Hal yang sama juga dikemukakan miliuner Jon M. Huntsman, 2005 dalam bukunya
yang berjudul Winners Never Cheat. Dimana ia mengatakan bahwa kunci utama
kesuksesan adalah reputasinya sebagai pengusaha yang memegang teguh integritas
dan kepercayaan pihak lain.
Tidak hanya itu, dalam sebuah studi selama dua tahun yang dilakukan The
Performance Group, sebuah konsorsium yang terdiri dari Volvo, Unilever,
Monsanto, Imperial Chemical, Industries, Deutsche Bank, Electrolux, dan
Gerling, menemukan bahwa pengembangan produk yang ramah lingkungan dan
peningkatan environmental compliance bisa menaikkan EPS (earning per share)

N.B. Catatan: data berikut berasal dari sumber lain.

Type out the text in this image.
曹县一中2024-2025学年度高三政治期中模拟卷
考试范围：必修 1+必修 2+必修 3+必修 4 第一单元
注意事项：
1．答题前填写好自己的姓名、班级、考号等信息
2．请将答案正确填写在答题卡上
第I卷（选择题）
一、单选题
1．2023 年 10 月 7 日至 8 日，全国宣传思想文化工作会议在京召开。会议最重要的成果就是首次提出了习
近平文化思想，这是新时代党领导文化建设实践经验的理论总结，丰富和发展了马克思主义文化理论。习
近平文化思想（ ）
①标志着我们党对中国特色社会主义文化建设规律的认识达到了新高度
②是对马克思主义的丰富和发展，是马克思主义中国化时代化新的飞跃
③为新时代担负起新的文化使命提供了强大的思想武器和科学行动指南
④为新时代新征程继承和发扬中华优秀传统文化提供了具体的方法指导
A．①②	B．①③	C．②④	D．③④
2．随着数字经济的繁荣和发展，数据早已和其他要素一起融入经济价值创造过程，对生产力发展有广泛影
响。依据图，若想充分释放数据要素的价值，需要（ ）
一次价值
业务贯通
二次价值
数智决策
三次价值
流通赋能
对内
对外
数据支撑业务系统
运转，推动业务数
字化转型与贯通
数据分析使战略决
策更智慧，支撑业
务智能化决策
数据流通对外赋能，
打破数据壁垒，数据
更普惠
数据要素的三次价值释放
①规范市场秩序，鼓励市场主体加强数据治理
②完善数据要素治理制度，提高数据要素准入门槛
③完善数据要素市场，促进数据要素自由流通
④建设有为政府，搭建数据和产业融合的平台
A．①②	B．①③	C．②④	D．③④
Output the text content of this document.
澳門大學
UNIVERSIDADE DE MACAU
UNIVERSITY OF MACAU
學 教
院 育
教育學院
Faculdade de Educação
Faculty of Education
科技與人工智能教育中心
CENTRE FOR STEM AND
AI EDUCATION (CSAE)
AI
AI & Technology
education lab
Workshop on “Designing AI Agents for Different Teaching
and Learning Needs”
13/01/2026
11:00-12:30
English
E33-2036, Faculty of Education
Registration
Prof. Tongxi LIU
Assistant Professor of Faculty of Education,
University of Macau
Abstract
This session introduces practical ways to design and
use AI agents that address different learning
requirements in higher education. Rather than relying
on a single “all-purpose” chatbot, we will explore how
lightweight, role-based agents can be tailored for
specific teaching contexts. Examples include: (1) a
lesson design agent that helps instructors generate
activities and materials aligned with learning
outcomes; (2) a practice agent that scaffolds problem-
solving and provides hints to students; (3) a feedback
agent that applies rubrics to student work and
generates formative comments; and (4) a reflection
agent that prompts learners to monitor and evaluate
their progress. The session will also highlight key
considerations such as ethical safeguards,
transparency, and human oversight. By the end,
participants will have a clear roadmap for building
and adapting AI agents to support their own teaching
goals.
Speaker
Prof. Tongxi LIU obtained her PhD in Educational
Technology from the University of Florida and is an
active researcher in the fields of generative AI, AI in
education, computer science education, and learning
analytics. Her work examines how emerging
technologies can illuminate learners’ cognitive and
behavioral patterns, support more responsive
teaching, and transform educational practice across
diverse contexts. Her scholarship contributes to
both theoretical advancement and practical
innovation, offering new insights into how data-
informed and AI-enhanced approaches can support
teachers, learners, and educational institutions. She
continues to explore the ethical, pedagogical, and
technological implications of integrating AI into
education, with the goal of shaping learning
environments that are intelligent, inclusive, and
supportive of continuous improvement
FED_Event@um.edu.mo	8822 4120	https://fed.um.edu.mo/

perusahaan, mendongkrak profitability, dan menjamin kemudahan dalam mendapatkan
kontrak atau persetujuan investasi.
Di tahun 1999,
jurnal Business and Society Review menulis bahwa 300 perusahaan besar yang
terbukti melakukan komitmen dengan publik yang berlandaskan pada kode etik akan
meningkatkan market value added hingga dua atau tiga kali lebih besar daripada
perusahaan lain yang tidak melakukan hal serupa. Bukti lain, seperti riset yang
dilakukan oleh DePaul University di tahun 1997 menemukan bahwa perusahaan yang
merumuskan komitmen korporat mereka dalam menjalankan prinsip-prinsip etika
memiliki kinerja finansial (berdasar penjualan tahunan/revenue) yang lebih
bagus dari perusahaan lain yang tidak melakukan hal serupa.
Hal ini
membuktikan bahwa etika berbisnis yang dipegang oleh suatu perusahaan akan
sangat mempengaruhi kelangsungan suatu perusahaan. Dan segala macam bentuk
pengabaian etika dalam berbisnis akan mengancam keamanan dan kelangsungan
perusahaan itu sendiri, lingkungan sekitar, alam, dan sosial.